The prime minister was in protective mode. Note: this is Gollum

Sketch: Cameron on the run over his ‘precious’ NHS

Sketch: Cameron on the run over his ‘precious’ NHS

The PM's attempts to distract us from his NHS concessions were staggering. Pointing the other way and shouting "look!" would have been more effective.

By Alex Stevenson

A strange image struck me as I listened to David Cameron in full retreat on the coalition's NHS reforms – that of the view from a rocket ship as it jettisons one of its used-up lower stages on leaving the Earth's atmosphere. From black, the vast section of the spaceship falls away below. As it does so, the enormity of the distance between it and the ground is revealed. It's a hell of a long way.

There were significant, real concessions on offer today. The 18-week waiting time target will be kept; hospital doctors and nurses will be involved in commissioning, rather than just GPs; and regulator Monitor will no longer be solely focused on promoting competition. There they were, desperately jettisoned by the prime minister. Those watching the process couldn't help noticing that these concessions were small-scale, really. Given how sweeping these proposed changes are, there's a lot further to fall.

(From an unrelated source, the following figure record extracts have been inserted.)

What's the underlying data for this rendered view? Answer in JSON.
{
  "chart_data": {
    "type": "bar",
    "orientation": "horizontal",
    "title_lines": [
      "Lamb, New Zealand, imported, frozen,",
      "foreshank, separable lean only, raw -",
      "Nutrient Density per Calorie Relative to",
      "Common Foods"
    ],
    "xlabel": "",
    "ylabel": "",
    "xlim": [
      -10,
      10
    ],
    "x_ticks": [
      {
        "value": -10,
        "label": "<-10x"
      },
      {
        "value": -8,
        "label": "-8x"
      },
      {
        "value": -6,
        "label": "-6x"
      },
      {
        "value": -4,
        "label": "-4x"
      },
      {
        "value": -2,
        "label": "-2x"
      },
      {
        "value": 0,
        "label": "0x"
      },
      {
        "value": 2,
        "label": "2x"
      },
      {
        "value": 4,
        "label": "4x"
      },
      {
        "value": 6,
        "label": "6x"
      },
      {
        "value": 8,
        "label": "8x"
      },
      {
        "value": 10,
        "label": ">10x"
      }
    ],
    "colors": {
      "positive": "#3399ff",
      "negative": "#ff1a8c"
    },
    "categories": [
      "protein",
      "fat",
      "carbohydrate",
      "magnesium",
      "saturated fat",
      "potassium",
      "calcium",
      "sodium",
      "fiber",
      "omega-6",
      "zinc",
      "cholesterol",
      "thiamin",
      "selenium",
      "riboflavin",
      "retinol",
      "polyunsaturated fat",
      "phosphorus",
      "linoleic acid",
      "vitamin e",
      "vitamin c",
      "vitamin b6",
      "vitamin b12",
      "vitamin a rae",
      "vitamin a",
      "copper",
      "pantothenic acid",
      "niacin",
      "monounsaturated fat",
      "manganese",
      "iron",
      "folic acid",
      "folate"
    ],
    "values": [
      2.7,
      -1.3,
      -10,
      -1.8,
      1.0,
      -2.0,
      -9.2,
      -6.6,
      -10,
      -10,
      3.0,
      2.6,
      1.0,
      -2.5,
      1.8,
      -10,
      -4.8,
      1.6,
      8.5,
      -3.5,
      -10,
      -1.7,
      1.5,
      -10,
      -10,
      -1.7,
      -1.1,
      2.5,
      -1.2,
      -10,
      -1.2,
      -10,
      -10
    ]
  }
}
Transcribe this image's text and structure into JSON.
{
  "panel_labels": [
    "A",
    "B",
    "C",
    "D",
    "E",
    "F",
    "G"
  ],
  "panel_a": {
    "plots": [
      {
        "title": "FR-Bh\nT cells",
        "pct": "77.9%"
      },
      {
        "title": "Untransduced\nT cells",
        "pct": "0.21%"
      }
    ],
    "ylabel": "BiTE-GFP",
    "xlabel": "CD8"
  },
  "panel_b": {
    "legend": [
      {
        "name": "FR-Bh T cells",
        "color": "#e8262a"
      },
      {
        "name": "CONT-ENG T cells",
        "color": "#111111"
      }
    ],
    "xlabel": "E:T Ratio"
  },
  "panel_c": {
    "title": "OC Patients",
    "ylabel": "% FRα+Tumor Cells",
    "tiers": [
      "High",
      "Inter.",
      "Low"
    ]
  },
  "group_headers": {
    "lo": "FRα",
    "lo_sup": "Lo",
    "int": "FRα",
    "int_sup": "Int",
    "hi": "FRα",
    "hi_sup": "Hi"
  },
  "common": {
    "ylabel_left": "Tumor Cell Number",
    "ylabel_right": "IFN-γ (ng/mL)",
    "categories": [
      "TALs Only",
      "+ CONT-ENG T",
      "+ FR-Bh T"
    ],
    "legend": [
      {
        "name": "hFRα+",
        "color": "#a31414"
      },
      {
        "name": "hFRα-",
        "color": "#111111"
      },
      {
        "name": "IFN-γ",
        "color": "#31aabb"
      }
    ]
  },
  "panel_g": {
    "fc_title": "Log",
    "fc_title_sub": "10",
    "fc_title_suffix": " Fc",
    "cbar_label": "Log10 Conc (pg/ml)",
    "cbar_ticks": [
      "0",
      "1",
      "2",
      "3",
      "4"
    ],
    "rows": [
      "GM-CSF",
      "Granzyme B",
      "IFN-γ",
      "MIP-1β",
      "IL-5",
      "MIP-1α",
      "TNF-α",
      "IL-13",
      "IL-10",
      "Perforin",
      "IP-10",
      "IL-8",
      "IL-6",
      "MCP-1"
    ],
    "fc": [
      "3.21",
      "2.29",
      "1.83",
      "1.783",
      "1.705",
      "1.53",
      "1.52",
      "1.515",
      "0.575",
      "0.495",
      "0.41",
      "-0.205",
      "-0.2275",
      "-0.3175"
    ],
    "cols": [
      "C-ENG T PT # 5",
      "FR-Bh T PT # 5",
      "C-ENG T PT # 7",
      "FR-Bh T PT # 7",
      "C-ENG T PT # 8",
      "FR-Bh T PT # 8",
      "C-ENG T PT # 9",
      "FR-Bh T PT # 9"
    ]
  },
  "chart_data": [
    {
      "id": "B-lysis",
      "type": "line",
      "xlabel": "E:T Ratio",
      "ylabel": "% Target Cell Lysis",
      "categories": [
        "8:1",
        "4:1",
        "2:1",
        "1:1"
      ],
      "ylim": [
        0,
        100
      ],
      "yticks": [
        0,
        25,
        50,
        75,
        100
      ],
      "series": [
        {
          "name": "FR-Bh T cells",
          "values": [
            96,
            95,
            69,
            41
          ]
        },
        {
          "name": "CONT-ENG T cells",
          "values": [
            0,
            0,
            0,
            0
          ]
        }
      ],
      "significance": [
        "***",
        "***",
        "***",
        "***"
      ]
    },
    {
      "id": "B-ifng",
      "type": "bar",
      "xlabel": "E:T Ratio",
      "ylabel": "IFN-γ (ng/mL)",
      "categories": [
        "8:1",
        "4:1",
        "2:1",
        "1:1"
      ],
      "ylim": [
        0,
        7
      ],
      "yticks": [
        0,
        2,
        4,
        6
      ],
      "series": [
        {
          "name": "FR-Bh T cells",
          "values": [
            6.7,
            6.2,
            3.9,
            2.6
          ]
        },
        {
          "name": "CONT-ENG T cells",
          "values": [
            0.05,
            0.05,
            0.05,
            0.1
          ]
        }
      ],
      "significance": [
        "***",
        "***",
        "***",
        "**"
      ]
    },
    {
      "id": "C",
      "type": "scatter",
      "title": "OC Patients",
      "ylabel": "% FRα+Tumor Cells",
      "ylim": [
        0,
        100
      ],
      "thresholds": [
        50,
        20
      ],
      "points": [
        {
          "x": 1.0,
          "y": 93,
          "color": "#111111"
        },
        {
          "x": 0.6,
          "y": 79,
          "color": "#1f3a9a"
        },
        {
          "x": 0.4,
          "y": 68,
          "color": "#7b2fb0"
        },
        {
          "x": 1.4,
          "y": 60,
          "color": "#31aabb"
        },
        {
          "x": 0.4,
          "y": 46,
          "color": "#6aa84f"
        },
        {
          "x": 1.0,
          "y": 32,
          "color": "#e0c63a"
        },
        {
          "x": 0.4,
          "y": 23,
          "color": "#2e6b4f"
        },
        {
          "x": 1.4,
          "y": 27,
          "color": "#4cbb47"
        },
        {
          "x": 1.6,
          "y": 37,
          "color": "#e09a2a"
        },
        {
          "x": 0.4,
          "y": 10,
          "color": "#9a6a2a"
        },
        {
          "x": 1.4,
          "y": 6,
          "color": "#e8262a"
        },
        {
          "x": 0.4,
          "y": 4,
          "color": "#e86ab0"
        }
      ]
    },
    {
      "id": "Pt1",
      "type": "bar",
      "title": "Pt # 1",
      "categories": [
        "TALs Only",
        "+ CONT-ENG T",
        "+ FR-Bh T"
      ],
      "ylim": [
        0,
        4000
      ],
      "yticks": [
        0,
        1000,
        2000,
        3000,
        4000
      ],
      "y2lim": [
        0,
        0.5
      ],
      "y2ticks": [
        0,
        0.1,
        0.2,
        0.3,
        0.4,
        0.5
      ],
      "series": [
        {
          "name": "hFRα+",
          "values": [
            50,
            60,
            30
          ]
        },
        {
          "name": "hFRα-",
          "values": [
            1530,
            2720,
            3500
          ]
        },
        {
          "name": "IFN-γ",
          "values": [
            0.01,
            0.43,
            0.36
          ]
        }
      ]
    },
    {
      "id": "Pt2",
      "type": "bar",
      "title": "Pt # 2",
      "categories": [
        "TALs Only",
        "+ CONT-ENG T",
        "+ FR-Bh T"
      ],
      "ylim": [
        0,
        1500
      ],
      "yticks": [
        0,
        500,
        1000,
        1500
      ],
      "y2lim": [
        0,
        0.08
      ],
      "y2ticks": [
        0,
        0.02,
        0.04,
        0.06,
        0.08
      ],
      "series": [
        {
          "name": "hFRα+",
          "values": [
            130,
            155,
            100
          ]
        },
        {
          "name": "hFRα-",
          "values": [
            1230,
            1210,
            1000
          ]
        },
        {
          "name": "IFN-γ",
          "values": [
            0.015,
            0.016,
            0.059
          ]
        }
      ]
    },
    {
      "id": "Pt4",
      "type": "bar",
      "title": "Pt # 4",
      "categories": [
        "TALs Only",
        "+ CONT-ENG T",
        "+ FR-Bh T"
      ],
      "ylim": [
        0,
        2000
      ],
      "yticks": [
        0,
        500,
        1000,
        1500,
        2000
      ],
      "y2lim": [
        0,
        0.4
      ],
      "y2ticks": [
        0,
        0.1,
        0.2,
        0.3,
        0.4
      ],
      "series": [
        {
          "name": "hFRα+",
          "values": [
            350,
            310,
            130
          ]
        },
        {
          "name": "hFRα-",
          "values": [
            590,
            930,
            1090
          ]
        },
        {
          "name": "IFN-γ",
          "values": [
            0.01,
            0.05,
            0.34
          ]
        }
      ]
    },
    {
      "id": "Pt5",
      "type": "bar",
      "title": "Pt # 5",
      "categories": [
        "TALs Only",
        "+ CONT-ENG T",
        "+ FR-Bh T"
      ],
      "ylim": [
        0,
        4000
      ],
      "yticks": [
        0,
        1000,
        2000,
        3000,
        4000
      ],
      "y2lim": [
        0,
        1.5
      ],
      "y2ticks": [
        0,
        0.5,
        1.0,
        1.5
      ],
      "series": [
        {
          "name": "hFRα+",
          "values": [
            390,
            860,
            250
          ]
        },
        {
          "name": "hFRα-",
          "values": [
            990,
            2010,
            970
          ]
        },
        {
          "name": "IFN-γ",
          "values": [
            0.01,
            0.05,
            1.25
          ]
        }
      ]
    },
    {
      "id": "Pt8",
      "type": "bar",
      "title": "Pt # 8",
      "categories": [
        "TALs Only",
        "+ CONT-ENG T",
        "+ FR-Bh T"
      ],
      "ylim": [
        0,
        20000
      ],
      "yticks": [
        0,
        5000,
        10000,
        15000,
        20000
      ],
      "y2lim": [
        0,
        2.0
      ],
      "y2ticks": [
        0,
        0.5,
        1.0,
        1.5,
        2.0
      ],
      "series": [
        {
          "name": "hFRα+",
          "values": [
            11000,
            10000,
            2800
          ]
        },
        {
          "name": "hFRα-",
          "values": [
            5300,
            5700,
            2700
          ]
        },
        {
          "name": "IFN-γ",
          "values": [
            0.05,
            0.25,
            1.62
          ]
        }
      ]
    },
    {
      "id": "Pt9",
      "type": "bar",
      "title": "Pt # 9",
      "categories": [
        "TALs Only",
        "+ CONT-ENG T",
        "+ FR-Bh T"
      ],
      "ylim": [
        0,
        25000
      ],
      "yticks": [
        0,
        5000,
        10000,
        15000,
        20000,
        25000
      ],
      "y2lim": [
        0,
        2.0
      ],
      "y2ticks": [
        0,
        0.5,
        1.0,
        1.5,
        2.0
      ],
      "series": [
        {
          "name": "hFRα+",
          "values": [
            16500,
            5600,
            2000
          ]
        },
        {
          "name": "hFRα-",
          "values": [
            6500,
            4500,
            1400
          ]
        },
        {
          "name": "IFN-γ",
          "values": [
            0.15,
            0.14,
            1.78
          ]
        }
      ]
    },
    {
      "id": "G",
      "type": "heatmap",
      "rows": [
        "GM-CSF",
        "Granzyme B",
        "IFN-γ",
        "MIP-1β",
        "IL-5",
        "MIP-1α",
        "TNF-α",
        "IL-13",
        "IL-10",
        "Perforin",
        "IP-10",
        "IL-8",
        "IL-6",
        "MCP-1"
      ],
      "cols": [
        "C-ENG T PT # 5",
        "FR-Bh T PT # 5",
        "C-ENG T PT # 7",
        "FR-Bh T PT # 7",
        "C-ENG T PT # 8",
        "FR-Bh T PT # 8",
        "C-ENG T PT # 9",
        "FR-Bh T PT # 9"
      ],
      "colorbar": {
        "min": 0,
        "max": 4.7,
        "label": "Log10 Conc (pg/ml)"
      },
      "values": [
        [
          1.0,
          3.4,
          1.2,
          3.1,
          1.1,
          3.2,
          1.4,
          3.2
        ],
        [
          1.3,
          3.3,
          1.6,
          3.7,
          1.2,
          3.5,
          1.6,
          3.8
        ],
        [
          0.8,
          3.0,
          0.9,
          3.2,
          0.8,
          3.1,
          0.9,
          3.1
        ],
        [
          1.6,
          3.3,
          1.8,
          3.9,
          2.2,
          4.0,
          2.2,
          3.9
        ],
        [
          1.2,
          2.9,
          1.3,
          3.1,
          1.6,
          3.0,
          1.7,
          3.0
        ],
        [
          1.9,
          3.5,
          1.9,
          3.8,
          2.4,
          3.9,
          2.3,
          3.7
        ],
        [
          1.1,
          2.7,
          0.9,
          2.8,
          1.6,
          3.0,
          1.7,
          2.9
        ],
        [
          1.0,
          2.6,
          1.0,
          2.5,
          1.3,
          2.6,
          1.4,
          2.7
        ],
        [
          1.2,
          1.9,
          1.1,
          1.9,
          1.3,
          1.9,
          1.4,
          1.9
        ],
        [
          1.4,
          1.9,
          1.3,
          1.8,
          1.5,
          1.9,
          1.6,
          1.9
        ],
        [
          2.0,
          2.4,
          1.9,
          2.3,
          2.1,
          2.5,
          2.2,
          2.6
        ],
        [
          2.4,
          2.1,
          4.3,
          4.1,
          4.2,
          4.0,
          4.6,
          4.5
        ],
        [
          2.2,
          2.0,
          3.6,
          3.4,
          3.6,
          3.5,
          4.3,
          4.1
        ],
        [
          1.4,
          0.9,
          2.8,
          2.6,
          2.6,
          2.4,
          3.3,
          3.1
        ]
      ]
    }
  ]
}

This is an unfortunate side-effect of having a six-week listening pause. It has allowed everyone to get so worked up about the planned NHS changes it has become plausible for the legislation to be abandoned completely. That's the demand of the British Medical Association (BMA), for example, whose offices I walked past on the way to Cameron's speech. Last month its chief, Hamish Meldrum, was telling me the government's proposals are so wrongheaded, so flawed practically and ideologically, that – as Nick Clegg said – it would be better to scrap the health and social care bill completely.

Today Cameron presented us with his take. Big news – he's not going to scrap the reforms completely. Instead he is backing down where he has to and muddying the waters where he can get away with it. Make no mistake: the prime minister is on all cylinders, straining to minimise the damage from the wreckage. Doing so requires all the tricks in the political playbook. Don't let them fool you. This is a government falling over itself in retreat.

Monitor's competition focus was a case in point. "This could be misinterpreted," Cameron claimed. He sounded a little aggrieved, as if it was very wrong for the entire healthcare community to conclude his focus was solely on competition. All he had done was tell the regulator to concentrate on nothing else. "Competition," he explained, "is a means to an end". It is now one of a number of solutions, not the be-all and end-all.

The PM would have you believe it was always this way. When he insisted that "we're not driven by ideology", I feared some of those present might implode on the spot in frustration. If it is not about ideology – a deep-seated conviction that injecting competition into the NHS wherever possible is a good thing – then what is it that motivates these reforms?

Cameron's deception operations were strained to the limit. Nowhere were they more extravagant than in the suggestion that the listening pause was succeeding in persuading those talking to ministers, rather than the other way round, that they should switch their position. "I think a whole load of people are changing their view," Cameron said. The purpose is to make it seem less conspicuous that the government is doing so. "I don't see the point in being too defensive about it," the PM shrugged. He has spent the last six weeks doing nothing but defending.

The reassurance tactic hasn't been abandoned, either. Cameron does this by calling the NHS "precious", like he is auditioning for a Lord of the Rings part. He is a "huge fan". He would not want to mess with its basic principles. "We will not be selling off the NHS," he promised. At least one person I saw wrinkled his nose at this. "Really?" they wrinkled. "Really?"

Labour has been rather left behind by the NHS debacle, largely because they did not commit to maintaining real-terms increases in NHS spending before the general election. Ed Miliband, holding his monthly press conference earlier, won a miniscule victory when he invited Cameron to resume cross-party talks on adult social care – and the prime minister agreed. The biggest highlight of the press conference came when he used the phrase "cak-handed" (cack? kak? qac?) to describe the mismanagement of the NHS reforms. He asked of primary care trusts: "Are they supposed to carry on in diminished form?" I suppose the Labour party asked itself the same question after the general election.

Miliband's comments on the NHS were frustratingly brief – he is not yet back in mid-season form after his honeymoon. It's his job to undermine the PM's retreat, tripping him up where possible, exposing the listening pause process for what it really is. There is a sense that even without him the NHS reform fiasco will rumble horribly on. Concessions have already been jettisoned, but the whole bill could yet be endangered.

Things which fall back to Earth, of course, tend to burn up on re-entry. By the time we're through with this process, there may not be much left of the NHS reforms at all.